Monday, February 24, 2014

Groupon: Destined for Failure or Poised for Recovery?

I decided to play Groupon (GRPN) on their earnings report and bought in at $10.10 the day before earnings came out. I am still holding the shares because I believe the strengths the company reported outweighs the weaknesses.
The strengths in the annual earnings report (I am looking for long term growth) included raising revenue, expanding their mobile presence, and continuing to grow their user base. Revenue increased to $2.6 billion in 2013, as compared to $2.3 billion in 2012. This is due to a few reasons. 

First Groupon is gaining in popularity on the mobile market. It is the #1 free lifestyle app on the App Store with nearly 70 million downloads (around 9 million were from Q4 2013)


50% of global transactions were from mobile devices which is great for Groupon because there is a big movement from retailers to grow their e-commerce and mobile sales which Groupon already has an established position in. They must continue to grow their mobile users and create that "pull" factor that draws people to Groupon instead of bombarding people with emails or "pushing" groupon to them. How Groupon utilizes it's mobile section will be one of the reasons it either makes a come back or crashes and burns.

Active customers (in thousands) kept growing in 2013. With 44,877 active users compared to 41,049  and 33,742 in 2012 and 2011 respectively. Groupon did drop their average billing per active customer though with $ 134.01 in 2013 compared to  $ 143.88 and $ 186.75 in 2012 and 2011 respectively. If Groupon can focus on keeping a growing customer base while also increasing the average billing back to the levels in 2011 there will be a significance increase in revenue. Most of the focus from the most recent earnings report wasnt on the revenue or EPS (they beat analysist expectations for both!) for Q4 or fiscal 2013. It was on the drop in guidance that the company predicted for Q1 2014.

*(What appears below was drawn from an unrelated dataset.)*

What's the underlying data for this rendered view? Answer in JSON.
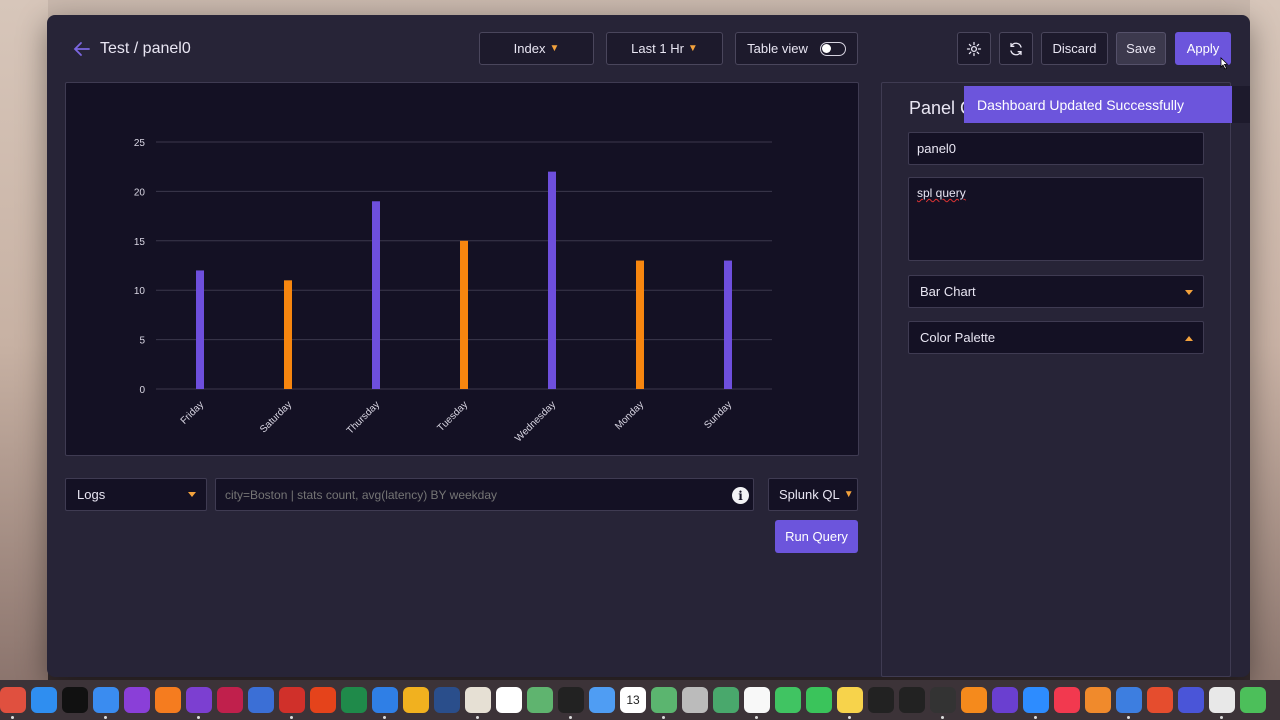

Groupon recently acquired Ticket Monster, a South Korean ticket and ecommerce company, for 260 million (100 million in cash and 160 million in Class A common stock). But how does this help Groupon? South Korea is one of the fastest growing ecommerce markets in the world. Ticket Monster provides Groupon a foot in the door with exposure to Korea and the whole Asia Pacific region. Ticket Monster also generated  more than $800 million of annualized billings which has the potential to add to Groupon's top line. 

Groupon also recently acquired the fashion discount website Ideeli. The company sells designer goods at a highly discounted price (up to 90% in some cases). But while fashion is a leader in ecommerce sales the retail industry has been struggling lately even in the midst of a highly promotional holiday season. Ideeli has never turned a profit and cost Groupon 46 million in cash. Of the two acquisitions I believe this is the more risky of the two. It has the potential to grow the scope of Groupon and help in add more high end vendors in the fashion industry, but it also has the potential to be a dud with flash sales declining in popularity.

Both of these acquisitions happened in January 2014 which is part of the reason guidance was lowered for the 1st quarter. They spent alittle over 300 million which will hurt the bottom line short term. Investors saw this lowered guidance as a step back for the company. But sometimes you have to take a step back before you take two steps forward.